SOCIÉTÉ Sexe & violences Danièle Tritsch et Jean Mariani Seuil, 2023, 384 pages, 21 €

’espèce humaine détient le triste record des violences perpétrées sur les femmes : maltraitances conjugales, viols commis lors de guerres, mutilations génitales rituelles… Les chiffres sont terrifiants : dans le monde, près d’une femme sur trois déclare avoir été battue ou sexuellement abusée durant sa vie. Pour des violences « de plus faible intensité » (main aux fesses, frottement indésiré…), le pourcentage se rapproche de 50 % au travail et de 100 % dans les transports en commun. Parfois, la brutalité est plus psychologique et sournoise, comme dans le cas du déni d’éducation – un phénomène qui explique, selon l’Unesco, que deux tiers des analphabètes dans le monde soient des femmes. Comment pouvonsnous traiter aussi mal une bonne moitié de l’humanité ? C’est ce que les neuroscientifiques Danièle Tritsch et Jean Mariani cherchent à expliquer, en puisant dans des domaines aussi variés que la biologie moléculaire, l’anthropologie, l’éthologie ou le droit.

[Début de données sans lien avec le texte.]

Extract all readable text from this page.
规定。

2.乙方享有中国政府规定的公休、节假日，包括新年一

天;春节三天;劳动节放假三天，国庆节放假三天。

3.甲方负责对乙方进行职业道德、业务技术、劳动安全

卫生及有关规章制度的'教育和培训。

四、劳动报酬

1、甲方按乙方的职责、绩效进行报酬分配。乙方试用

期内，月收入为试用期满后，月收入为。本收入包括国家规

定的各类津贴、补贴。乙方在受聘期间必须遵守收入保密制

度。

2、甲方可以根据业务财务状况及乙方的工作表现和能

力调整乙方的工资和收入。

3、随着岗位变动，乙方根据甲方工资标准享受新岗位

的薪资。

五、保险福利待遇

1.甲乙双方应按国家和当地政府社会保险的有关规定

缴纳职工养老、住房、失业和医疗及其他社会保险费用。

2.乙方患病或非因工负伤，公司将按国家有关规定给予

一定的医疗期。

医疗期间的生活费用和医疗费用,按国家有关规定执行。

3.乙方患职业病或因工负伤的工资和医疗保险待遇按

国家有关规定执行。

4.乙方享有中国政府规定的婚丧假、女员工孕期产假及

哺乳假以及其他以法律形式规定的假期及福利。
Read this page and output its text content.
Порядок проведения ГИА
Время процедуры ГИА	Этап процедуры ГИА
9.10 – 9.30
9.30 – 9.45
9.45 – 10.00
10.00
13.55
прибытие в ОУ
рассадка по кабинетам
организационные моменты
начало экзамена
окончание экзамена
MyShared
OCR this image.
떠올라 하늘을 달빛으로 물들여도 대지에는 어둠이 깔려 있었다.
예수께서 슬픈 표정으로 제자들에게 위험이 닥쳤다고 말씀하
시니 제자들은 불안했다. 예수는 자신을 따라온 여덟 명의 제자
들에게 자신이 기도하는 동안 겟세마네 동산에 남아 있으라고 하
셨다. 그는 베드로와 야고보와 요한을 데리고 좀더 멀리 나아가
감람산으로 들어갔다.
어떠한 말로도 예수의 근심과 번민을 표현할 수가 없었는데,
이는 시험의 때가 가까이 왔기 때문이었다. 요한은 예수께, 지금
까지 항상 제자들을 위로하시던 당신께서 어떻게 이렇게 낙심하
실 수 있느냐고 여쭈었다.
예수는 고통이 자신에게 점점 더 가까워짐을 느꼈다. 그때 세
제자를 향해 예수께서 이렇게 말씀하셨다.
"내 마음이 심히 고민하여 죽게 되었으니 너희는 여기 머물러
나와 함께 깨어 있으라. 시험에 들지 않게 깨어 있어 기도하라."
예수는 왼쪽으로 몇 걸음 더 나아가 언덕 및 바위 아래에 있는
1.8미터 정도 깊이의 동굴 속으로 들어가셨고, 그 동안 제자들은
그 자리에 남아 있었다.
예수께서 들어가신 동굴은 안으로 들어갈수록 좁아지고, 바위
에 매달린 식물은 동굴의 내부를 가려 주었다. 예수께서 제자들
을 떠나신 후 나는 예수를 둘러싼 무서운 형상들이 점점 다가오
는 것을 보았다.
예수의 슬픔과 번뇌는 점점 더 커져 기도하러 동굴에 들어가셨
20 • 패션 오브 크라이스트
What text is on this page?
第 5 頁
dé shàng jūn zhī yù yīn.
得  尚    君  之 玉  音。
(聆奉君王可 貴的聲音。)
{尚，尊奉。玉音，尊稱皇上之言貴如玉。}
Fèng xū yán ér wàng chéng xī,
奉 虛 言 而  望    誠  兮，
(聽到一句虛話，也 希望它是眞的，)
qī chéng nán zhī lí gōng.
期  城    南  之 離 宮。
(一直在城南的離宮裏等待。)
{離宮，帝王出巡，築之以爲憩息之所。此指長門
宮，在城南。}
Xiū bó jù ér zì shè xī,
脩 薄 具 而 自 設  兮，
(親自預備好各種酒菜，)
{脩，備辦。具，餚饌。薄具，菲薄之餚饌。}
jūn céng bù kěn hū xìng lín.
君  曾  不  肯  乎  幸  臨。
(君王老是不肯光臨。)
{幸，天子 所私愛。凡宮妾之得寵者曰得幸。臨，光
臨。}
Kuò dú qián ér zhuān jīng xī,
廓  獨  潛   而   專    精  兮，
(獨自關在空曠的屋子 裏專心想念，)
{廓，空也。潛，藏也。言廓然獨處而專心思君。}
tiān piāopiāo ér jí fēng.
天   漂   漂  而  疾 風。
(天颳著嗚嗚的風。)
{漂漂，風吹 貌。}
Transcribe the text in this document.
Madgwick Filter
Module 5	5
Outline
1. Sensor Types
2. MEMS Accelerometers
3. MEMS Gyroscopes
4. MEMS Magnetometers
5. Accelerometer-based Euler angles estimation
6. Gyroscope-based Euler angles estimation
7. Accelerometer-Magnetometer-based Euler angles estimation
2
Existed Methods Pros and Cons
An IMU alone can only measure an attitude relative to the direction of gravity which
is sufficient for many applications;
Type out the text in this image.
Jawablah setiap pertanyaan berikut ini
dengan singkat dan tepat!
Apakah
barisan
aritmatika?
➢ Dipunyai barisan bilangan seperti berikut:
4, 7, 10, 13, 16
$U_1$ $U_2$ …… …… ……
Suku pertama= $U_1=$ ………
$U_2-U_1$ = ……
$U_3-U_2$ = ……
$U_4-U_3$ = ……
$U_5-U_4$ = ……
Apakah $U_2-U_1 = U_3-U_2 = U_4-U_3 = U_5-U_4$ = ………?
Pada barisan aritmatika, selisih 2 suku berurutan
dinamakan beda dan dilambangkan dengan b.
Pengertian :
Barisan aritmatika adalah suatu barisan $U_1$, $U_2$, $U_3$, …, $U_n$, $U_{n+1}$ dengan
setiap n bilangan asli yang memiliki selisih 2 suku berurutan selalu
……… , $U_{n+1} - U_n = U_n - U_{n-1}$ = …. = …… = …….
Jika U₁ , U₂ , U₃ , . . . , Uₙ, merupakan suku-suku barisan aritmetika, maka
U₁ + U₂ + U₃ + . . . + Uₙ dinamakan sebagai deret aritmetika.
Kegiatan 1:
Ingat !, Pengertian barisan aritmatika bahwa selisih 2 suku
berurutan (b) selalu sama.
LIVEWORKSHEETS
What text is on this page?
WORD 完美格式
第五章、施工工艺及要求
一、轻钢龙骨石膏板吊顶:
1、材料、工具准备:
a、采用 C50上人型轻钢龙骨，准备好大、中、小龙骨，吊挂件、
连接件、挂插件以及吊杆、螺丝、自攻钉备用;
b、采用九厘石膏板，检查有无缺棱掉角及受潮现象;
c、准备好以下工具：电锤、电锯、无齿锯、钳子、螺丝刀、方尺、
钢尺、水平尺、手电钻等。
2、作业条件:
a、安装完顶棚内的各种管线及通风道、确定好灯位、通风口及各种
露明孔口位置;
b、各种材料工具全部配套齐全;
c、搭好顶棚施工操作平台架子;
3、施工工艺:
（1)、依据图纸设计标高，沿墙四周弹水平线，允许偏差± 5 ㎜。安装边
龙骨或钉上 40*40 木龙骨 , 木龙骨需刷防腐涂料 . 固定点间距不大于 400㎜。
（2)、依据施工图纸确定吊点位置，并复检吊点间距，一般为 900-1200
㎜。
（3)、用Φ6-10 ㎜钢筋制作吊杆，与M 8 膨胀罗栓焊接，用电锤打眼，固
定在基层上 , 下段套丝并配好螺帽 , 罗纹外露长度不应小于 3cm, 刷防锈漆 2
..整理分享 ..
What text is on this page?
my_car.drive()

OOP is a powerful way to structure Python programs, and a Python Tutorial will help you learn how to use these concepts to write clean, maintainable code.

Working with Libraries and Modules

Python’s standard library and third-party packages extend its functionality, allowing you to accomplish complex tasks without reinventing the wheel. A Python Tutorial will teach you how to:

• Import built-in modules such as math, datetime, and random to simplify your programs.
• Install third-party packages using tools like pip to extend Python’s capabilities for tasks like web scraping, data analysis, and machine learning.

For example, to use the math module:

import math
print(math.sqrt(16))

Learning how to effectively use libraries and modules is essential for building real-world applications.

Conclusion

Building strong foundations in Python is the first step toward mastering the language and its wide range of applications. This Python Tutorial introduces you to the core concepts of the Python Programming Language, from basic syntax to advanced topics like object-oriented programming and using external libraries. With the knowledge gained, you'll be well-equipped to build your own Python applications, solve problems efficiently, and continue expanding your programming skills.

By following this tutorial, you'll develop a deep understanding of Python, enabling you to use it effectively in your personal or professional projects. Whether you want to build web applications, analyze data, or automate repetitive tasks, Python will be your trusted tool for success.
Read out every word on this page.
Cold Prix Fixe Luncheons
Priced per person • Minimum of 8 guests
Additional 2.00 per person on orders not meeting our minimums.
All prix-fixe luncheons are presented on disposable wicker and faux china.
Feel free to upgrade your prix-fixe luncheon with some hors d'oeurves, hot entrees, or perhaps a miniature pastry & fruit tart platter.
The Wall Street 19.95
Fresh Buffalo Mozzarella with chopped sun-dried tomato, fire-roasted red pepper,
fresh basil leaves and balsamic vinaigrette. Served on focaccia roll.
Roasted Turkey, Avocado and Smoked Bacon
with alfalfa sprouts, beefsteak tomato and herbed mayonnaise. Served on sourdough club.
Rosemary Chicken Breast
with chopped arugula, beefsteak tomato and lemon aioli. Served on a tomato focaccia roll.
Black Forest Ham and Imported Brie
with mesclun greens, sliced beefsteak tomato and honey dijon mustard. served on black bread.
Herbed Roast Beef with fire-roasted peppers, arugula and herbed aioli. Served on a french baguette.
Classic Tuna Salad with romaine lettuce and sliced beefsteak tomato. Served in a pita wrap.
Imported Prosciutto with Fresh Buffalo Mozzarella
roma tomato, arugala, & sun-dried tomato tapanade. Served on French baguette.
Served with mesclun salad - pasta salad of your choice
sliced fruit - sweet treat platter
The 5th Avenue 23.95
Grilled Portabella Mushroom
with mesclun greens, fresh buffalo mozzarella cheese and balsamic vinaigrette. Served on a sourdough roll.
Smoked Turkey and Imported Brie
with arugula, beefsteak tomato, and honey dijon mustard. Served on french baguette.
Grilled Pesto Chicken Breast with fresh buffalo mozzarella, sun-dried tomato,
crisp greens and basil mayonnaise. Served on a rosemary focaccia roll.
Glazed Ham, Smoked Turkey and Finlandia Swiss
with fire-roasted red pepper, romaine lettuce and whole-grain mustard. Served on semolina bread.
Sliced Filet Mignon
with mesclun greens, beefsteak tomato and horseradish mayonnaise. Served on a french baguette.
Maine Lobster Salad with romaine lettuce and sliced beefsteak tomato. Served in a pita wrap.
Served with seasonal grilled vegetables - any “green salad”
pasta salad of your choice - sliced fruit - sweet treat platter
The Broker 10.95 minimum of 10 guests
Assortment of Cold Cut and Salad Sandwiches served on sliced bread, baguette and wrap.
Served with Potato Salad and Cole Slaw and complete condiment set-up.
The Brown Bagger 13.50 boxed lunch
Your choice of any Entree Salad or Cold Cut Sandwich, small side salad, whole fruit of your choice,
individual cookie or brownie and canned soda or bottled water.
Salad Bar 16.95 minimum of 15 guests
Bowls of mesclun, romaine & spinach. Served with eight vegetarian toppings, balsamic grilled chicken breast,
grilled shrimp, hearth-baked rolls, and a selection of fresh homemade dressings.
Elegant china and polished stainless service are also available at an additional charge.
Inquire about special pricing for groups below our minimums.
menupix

Leur ouvrage décrit les mécanismes cérébraux, hormonaux et sociaux qui concourent à la formation des préférences et des pratiques sexuelles, ainsi qu’aux violences associées. Celles-ci s’enracinent dans des terreaux sociologiques et culturels inégalitaires et misogynes, et sont exacerbées par un certain nombre de « facilitateurs » (séparation, tempérament jaloux, consommation d’alcool…). Lorsque ces violences ne sont pas mortelles, elles accablent les femmes d’un fardeau traumatique potentiellement fatal : une agression sexuelle multiplie ainsi par 26 fois le risque de tentative de suicide dans l’année qui suit. Bien sûr, ces 380 pages ne suffisent pas à faire le tour des connaissances sur un sujet aussi vaste, de sorte que certaines découvertes importantes sont omises. L’ouvrage gagnerait aussi à ordonner davantage la masse d’informations pluridisciplinaires qu’il mobilise et à développer plus en détail les recherches scientifiques visant à lutter contre ces violences. Il n’en dresse pas moins un état des lieux convaincant, aussi instructif qu’accessible. Par ce biais, il sait convaincre de la complexité du phénomène et de l’urgence à agir. Laurent Bègue-Shankland est professeur de psychologie sociale à l’université Grenoble-Alpes et directeur de la Maison des sciences de l’homme – Alpes.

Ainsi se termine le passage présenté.